In the 1970s, Mr. Boulez assumed directorship of the Institute for Research and Coordination Acoustic/Music (IRCAM) at the Centre Pompidou in Paris, where he devoted himself to the development of both software and hardware for computer-based real-time sound processing; thus playing a pioneering role in the development of computer music. He caused a sensation among creative circles when he himself made full use of this technique to render his major workRépons. Meanwhile, he also founded and directed the Ensemble InterContemporain chamber orchestra. At the recommendation of Michel Foucault, he became a professor at Collège de France, exchanging his views with leading philosophers in France.
Today, in his mid-eighties, Mr. Boulez continues to actively record and perform music as a conductor of leading orchestras around the world. As part of his commitment to the future of musical culture, he also provides lessons on contemporary music for younger generations of musicians at the annual Lucerne Festival.
For these reasons, the Inamori Foundation is pleased to present the 2009 Kyoto Prize in Arts and Philosophy to Mr. Pierre Boulez.
The poet Stéphane Mallarmé, in response to a question put to him towards the end of his life about the ideals of youth, wrote: “Whether happy or in vain, the will I had in my youth has remained intact.”
I have begun with what I should probably have finished with, since if it is already difficult to sum up a life, it is impossible to foresee it or direct it as one wishes. However, it is possible to say that self-discovery takes place at the same time as self-formation. Ideals, strictly speaking, emerge from the more or less hazardous encounters, to which you react intentionally while repeating the process of accepting one thing and rejecting another.
Having instinctively grasped modernity, I wished to make it accessible to myself, to master it and understand it. At the same time, I was fully aware that I was not equipped with the tools to do so; that is, I had no mastery of language, grammar or style. So I definitely had to begin at this learning stage.

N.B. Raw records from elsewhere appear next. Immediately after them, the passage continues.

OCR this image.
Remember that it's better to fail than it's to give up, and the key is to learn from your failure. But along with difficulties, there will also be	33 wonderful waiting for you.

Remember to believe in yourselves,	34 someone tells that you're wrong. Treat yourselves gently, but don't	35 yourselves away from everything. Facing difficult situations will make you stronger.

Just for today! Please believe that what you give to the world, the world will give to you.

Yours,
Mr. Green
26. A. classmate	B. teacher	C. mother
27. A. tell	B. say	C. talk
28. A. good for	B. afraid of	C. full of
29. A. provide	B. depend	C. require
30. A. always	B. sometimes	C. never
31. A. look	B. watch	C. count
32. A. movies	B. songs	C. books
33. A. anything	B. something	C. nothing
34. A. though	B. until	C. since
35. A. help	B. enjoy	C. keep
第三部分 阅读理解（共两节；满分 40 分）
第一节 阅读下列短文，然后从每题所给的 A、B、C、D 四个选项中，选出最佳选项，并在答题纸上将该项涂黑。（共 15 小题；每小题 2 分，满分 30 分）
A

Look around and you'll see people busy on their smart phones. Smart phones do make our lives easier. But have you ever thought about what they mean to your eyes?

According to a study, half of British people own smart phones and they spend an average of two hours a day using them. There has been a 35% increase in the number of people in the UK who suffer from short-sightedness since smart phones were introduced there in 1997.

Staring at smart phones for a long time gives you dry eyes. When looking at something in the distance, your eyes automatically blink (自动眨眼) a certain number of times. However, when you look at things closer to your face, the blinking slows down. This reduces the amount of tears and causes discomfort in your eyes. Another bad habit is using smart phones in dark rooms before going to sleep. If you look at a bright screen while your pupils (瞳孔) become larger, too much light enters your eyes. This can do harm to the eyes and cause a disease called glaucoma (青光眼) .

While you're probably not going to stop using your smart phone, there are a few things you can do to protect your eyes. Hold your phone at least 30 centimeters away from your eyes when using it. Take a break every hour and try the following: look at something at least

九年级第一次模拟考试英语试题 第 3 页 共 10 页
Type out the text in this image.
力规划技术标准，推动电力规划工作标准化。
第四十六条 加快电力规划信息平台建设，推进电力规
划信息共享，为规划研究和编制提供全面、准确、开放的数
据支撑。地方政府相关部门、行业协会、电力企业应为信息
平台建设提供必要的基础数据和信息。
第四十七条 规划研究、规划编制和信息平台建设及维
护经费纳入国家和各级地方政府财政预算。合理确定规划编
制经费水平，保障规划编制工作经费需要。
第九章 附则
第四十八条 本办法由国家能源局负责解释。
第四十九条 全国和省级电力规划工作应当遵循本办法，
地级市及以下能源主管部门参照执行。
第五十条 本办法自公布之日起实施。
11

This necessity for learning has resulted in a line of action for me which was initially rigid but has gradually become flexible.
All this has, of course, happened through an indispensable given material: sound, and at a time of confrontation between traditional materials and resources expanded by electronics.
Questions continue to emerge, and to find autonomous answers to them, it is necessary to embrace a strong ideal. Can this ideal be expressed in exact words? Impossible. It is really impossible to answer. If you knew the answer, how could you then write or produce anything? Anyway, my motivation is the unknown that is inside of me and that cannot be known exactly until it is given shape. The path of ideals is thus constructed by successive provisional steps.
I would like to close by citing once again Mallarmé’s response to the question about ideals of youth: “I was faithful enough to myself to ensure that my humble life has maintained a meaning.” I would like to add that “humble” is not just a word, but it is a very realistic observation, considering the difficulty and scale of the project undertaken.